12 Schließlich hat das Oberverwaltungsgericht, anders als die Beklagte meint, in die Entscheidungsgründe seines Urteils den Vortrag der Beklagten aufgenommen, die Prüfungsausschussvorsitzende habe dem Kläger aufgegeben, sich für die Wiederholung der Magisterarbeit sofort bei dem Prüfungsamt zu melden. Das Oberverwaltungsgericht hat allerdings - wie bereits erwähnt - dem Verwaltungsvorgang auch entnommen, dass dem Kläger die Möglichkeit eingeräumt worden ist, sich trotz des Fristablaufs noch mit der zweiten Magisterarbeit anzumelden. Hieraus hat das Oberverwaltungsgericht auf eine Fristverlängerung geschlossen (UA S. 9).

13 b) Soweit die Beklagte mit ihrer Einlassung, sie sei sich nicht sicher, ob das Oberverwaltungsgericht im Zusammenhang mit der Aufforderung des Klägers durch die Prüfungsausschussvorsitzende, sich sofort bei dem Prüfungsamt zu melden, den Sachverhalt richtig erfasst habe, eine Verletzung des Überzeugungsgrundsatzes nach § 108 Abs. 1 Satz 1 VwGO geltend machen möchte, hätte sie die Darlegungsanforderungen des § 133 Abs. 3 Satz 3 VwGO verfehlt.

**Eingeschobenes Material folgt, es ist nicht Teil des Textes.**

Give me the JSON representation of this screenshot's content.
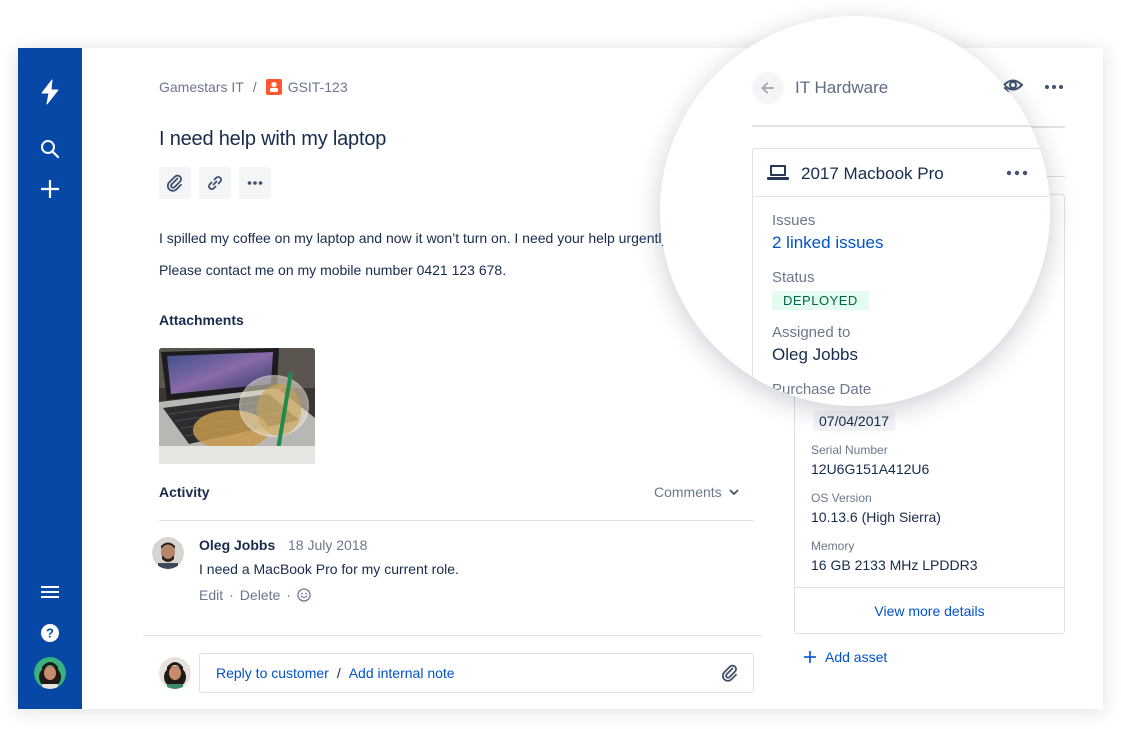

Danach muss ein Verfahrensmangel sowohl in den ihn vermeintlich begründenden Tatsachen als auch in seiner rechtlichen Würdigung substantiiert dargetan werden (BVerwG, Beschluss vom 19. August 1997 - 7 B 261/97 - Buchholz 310 § 133 <n.F.> VwGO Nr. 26 S. 14). Bloße Vermutungen reichen hierfür nicht aus.

14 3. Die Kostenentscheidung folgt aus § 154 Abs. 2 VwGO. Die Festsetzung des Streitwerts beruht auf § 47 Abs. 1 Satz 1 und Abs. 3, § 52 Abs. 1 GKG.